Le contrat de plan de la région Lorraine précisait " les conventions d'application  devront éviter , sauf cas exceptionnels, le cofinancement opération par opération afin d'introduire suffisamment de souplesse dans la mise en oeuvre des mesures ".

Le contrat de plan de la Région Bretagne explicite plusieurs dispositions de nature à en accélérer l'exécution du programme Université 2000 :

- " lorsque pour une opération, la part totale des collectivités territoriales dépassera deux tiers de l'investissement TTC (hors équipement), l'Etat pourra déléguer à l'une d'entre elles, si elle le demande, la maîtrise d'ouvrage de l'opération, dans le respect des procédures fixées par la réglementation en vigueur.
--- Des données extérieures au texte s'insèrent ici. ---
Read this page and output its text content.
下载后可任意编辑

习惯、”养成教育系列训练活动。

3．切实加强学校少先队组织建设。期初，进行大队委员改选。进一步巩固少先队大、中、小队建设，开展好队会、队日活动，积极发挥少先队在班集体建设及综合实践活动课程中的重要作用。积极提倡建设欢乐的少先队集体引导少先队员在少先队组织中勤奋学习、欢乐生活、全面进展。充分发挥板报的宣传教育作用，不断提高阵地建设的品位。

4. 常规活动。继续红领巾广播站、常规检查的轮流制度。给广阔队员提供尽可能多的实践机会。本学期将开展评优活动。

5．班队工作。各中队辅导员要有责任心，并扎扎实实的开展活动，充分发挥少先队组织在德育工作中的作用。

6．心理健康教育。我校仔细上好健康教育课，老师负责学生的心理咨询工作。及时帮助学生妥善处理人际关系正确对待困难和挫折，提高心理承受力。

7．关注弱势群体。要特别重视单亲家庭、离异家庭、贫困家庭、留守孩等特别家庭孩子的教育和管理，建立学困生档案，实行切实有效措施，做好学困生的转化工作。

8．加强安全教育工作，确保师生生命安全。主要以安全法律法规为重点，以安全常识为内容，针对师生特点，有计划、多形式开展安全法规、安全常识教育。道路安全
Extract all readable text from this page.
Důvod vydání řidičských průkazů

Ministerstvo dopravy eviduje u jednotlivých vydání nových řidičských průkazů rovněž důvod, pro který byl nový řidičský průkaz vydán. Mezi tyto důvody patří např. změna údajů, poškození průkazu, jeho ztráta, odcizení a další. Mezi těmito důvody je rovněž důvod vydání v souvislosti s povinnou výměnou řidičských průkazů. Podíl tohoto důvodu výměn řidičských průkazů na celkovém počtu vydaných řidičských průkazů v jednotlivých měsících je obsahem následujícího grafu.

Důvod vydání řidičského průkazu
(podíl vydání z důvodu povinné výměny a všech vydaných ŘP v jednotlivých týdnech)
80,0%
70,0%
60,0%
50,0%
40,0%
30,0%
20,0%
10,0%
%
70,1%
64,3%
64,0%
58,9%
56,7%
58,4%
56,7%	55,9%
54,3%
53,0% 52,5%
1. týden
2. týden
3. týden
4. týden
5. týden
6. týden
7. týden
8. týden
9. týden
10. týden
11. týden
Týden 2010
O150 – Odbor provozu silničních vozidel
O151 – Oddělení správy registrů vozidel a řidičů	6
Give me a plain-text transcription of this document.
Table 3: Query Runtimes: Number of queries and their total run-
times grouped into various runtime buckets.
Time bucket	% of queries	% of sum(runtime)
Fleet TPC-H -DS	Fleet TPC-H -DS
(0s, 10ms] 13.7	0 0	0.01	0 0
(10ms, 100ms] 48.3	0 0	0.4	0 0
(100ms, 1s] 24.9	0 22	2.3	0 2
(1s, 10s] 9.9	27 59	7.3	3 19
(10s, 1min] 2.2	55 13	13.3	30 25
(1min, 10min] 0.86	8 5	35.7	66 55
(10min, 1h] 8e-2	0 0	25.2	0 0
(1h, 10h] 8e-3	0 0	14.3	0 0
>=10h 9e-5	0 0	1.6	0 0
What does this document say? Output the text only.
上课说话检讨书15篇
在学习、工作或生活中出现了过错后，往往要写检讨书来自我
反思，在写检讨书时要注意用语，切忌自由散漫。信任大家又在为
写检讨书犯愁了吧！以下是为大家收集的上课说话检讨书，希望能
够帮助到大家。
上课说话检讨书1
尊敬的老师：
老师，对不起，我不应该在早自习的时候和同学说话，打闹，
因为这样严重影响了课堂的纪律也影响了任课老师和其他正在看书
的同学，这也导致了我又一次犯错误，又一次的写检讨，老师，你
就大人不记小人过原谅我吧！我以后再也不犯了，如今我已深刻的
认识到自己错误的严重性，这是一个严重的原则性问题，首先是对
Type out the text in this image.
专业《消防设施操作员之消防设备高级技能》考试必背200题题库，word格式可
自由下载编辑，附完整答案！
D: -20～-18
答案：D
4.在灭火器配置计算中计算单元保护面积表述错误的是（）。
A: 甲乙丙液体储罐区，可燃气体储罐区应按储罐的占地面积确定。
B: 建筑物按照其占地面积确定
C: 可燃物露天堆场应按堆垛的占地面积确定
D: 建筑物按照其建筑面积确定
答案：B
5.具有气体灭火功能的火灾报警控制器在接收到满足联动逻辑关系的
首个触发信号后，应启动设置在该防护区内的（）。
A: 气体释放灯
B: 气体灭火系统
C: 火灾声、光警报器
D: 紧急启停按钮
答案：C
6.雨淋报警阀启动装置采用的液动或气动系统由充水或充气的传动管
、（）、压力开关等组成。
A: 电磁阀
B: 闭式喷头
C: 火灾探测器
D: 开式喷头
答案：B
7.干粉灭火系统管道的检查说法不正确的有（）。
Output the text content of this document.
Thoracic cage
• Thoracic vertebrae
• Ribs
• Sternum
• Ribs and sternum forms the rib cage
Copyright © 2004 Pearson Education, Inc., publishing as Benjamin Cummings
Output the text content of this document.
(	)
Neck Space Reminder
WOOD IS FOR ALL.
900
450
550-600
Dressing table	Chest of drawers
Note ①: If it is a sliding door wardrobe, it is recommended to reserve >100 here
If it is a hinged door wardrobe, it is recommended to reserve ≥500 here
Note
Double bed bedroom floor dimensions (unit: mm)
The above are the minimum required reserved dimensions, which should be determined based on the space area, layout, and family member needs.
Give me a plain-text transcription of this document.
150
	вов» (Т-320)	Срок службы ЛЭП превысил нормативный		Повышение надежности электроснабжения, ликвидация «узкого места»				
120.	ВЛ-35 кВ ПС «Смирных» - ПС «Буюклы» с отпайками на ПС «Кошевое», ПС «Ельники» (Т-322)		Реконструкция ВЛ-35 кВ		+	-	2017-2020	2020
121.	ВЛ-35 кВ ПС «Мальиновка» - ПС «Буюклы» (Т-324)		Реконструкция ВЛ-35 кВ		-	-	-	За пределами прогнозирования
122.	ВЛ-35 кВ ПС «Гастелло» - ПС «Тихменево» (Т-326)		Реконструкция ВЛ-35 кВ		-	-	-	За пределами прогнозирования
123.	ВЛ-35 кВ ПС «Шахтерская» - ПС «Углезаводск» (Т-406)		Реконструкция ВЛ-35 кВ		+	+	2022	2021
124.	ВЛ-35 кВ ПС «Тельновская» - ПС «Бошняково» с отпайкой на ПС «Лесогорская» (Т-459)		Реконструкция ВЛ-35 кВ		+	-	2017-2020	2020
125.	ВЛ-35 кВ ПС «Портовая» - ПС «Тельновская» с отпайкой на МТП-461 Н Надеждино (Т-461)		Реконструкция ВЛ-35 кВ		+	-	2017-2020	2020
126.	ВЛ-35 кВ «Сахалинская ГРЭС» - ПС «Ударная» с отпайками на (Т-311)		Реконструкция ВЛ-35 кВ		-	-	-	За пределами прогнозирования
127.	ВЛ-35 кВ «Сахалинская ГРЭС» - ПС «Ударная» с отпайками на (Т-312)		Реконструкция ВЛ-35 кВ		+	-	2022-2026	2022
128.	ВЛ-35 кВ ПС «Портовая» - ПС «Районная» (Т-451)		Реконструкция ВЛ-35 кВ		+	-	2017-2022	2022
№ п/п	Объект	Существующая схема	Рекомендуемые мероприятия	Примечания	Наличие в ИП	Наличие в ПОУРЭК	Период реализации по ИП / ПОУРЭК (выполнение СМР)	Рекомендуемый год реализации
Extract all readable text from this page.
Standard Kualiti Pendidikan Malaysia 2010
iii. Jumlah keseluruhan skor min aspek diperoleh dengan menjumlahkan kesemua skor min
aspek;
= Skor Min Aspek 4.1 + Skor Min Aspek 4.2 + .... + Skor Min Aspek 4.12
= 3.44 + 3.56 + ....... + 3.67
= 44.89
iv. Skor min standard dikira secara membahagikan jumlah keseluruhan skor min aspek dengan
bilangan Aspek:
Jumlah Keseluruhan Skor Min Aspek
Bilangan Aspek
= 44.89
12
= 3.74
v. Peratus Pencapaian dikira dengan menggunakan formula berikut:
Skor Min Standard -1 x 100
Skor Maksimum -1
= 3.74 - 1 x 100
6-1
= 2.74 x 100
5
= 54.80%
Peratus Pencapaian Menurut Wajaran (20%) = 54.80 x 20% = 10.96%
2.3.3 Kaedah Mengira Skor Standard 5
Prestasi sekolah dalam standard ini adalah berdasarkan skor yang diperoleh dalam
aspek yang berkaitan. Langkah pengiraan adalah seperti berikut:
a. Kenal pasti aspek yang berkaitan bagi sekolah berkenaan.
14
La Région proposera à l'Etat une liste des opérations susceptibles de bénéficier de ces dispositions ;

- sur une opération, les collectivités locales (ou leurs groupements) auxquels la maîtrise d'ouvrage a été confiée peuvent avec l'accord de l'Etat réaliser une première tranche fonctionnelle sans la participation de l'Etat, la totalité de la participation de celui-ci étant apportée sur des tranches ultérieures ".

Enfin, le contrat de plan de la Région Bourgogne prévoyait la mise en place de plus d'une dizaine de commissions mixtes sectorielles Etat-Région, élargies le cas échéant aux autres partenaires du contrat et à des représentants des professions ou à des personnalités qualifiées, ayant pour missions d'élaborer les programmes annuels d'exécution et d'examiner l'avancement des opérations financées au titre des différents volets du contrat, ces commissions n'ayant toutefois qu'un rôle de proposition.

• Il convient plus particulièrement de signaler que les engagements financiers portés aux contrats de plan ne sont pas traités de manière homogène , ce qui ne peut que brouiller le suivi financier des contrats :

- en effet la plupart des contrats sont muets quant aux conditions d'actualisation des engagements financiers ;

- mais certains contrats précisent, comme en Languedoc-Roussillon " que les engagements financiers des cocontractants s'entendent en francs de 1993 ", c'est à dire en francs constants ;

- tandis que d'autres contrats stipulent que ces montants " s'entendent en francs courants " ou " ne sont pas actualisables " ;

- enfin, certaines rédactions sont plus complexes : en Picardie " les participations financières s'entendent en francs courants 1994 ", formule qui peut prêter à ambiguïté ; en Alsace, le contrat de plan distingue les seules opérations routières, pour lesquelles " l'effort financier de l'Etat est fixé en valeur 1993 pour la période du contrat ", des autres opérations, pour lesquelles le contrat ne comporte aucune précision.

Il se confirme donc que les Régions n'ont pas appréhendé la contractualisation de la même manière et n'ont pas entendu donner la même signification aux contrats de plan.